Question

The complex $[Ni(CN)_4]^{2-}$ is diamagnetic and the complex $[NiCl_4]^{2-}$ is paramagnetic. What can you conclude about their molecular geometries?

• A. Both complexes have square planar geometries
• B. Both complexes have tetrahedral geometries
• C. $[NiCl_4]^{2-}$ has a square planar geometry while $[Ni(CN)_4]^{2-}$ has a tetrahedral geometry.
• D. $[NiCl_4]^{2-}$ has a tetrahedral geometry while $[Ni(CN)_4]^{2-}$ has a square planar geometry

Answer 1

Answer: (D)

$[NiCl_4]^{2-}$ has a tetrahedral geometry while $[Ni(CN)_4]^{2-}$ has a square planar geometry

Answer 2

Here's the solution based on the magnetic properties of the complexes:

1. Determine the oxidation state of Ni: In both complexes, $[Ni(CN)_4]^{2-}$ and $[NiCl_4]^{2-}$, the oxidation state of Ni is +2.

   • For $[Ni(CN)_4]^{2-}$: $x + 4(-1) = -2 \implies x = +2$
   • For $[NiCl_4]^{2-}$: $x + 4(-1) = -2 \implies x = +2$

2. Determine the electronic configuration of $Ni^{2+}$: Nickel (atomic number 28) has the electronic configuration $[Ar] 3d^8 4s^2$. $Ni^{2+}$ has the configuration $[Ar] 3d^8$.

3. Consider the ligands: $CN^-$ is a strong field ligand (SFL), and $Cl^-$ is a weak field ligand (WFL).

4. Analyze $[Ni(CN)_4]^{2-}$:

   • $Ni^{2+}$ is $d^8$.
   • $CN^-$ is a SFL.
   • The complex is diamagnetic (no unpaired electrons).
   • For a $d^8$ ion, square planar geometry with SFLs leads to complete pairing of electrons, resulting in a diamagnetic complex. The hybridization is $dsp^2$. The crystal field splitting in a square planar field is large, pushing the $d_{x^2-y^2}$ orbital to a much higher energy. The 8 electrons fill the lower energy orbitals ($d_{xz}, d_{yz}, d_{z^2}, d_{xy}$) completely.
   • Tetrahedral geometry for a $d^8$ ion results in 2 unpaired electrons in the $t_{2g}$ orbitals $(e_g)^4 (t_{2g})^4$, making it paramagnetic.
   • Since $[Ni(CN)_4]^{2-}$ is diamagnetic, its geometry must be square planar.
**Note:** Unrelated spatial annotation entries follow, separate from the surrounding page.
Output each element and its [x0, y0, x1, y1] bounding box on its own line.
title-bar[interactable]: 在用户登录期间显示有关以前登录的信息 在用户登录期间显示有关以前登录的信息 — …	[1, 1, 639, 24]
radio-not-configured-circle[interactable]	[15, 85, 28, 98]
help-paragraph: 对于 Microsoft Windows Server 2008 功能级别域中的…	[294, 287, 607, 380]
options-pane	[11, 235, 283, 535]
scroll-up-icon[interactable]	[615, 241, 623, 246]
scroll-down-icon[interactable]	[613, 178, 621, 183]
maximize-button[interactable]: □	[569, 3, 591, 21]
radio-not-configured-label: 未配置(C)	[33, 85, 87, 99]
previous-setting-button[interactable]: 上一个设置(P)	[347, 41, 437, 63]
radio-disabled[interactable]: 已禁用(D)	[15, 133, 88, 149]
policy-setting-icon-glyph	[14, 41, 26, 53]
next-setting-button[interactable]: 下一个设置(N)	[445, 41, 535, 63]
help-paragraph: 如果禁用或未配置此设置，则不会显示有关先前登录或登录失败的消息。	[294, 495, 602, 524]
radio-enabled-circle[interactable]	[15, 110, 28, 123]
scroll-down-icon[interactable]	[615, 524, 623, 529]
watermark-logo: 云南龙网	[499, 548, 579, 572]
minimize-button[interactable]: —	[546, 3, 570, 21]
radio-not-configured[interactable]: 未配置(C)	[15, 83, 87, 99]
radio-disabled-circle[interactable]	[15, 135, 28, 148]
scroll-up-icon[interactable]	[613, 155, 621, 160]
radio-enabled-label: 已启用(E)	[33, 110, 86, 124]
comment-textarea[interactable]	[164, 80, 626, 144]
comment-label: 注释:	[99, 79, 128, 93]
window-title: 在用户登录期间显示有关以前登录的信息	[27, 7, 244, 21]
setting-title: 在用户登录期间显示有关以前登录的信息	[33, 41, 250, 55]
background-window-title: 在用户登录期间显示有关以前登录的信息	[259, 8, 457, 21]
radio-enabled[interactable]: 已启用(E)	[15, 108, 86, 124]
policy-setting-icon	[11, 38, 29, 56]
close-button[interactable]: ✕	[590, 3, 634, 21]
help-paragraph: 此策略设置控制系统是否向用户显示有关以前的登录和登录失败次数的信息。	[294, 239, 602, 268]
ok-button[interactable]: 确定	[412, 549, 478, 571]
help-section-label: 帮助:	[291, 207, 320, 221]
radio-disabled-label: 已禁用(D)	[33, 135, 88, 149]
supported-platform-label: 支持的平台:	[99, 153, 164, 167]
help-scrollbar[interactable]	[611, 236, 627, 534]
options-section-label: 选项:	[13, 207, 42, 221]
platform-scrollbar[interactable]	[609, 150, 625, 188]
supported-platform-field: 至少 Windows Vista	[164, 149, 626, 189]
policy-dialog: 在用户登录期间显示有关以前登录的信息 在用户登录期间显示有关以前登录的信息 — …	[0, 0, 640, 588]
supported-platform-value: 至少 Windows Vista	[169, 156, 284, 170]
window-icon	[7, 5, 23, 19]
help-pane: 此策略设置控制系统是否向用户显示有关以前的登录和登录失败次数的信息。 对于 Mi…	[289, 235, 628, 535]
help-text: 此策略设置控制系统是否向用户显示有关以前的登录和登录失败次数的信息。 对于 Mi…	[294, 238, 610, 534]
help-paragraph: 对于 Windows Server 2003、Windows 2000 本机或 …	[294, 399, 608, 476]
5. Analyze $[NiCl_4]^{2-}$:

   • $Ni^{2+}$ is $d^8$.
   • $Cl^-$ is a WFL.
   • The complex is paramagnetic (has unpaired electrons).
   • For a $d^8$ ion, tetrahedral geometry with WFLs leads to 2 unpaired electrons $(e_g)^4 (t_{2g})^4$, making it paramagnetic. The hybridization is $sp^3$.
   • Square planar geometry for a $d^8$ ion with WFLs could theoretically be paramagnetic if the splitting was small enough to overcome pairing energy, but the typical behaviour for $d^8$ square planar complexes is diamagnetic. Given the observed paramagnetism with a WFL like $Cl^-$, the geometry is likely tetrahedral.
   • Since $[NiCl_4]^{2-}$ is paramagnetic, its geometry must be tetrahedral.

6. Conclusion: $[Ni(CN)_4]^{2-}$ has a square planar geometry, and $[NiCl_4]^{2-}$ has a tetrahedral geometry.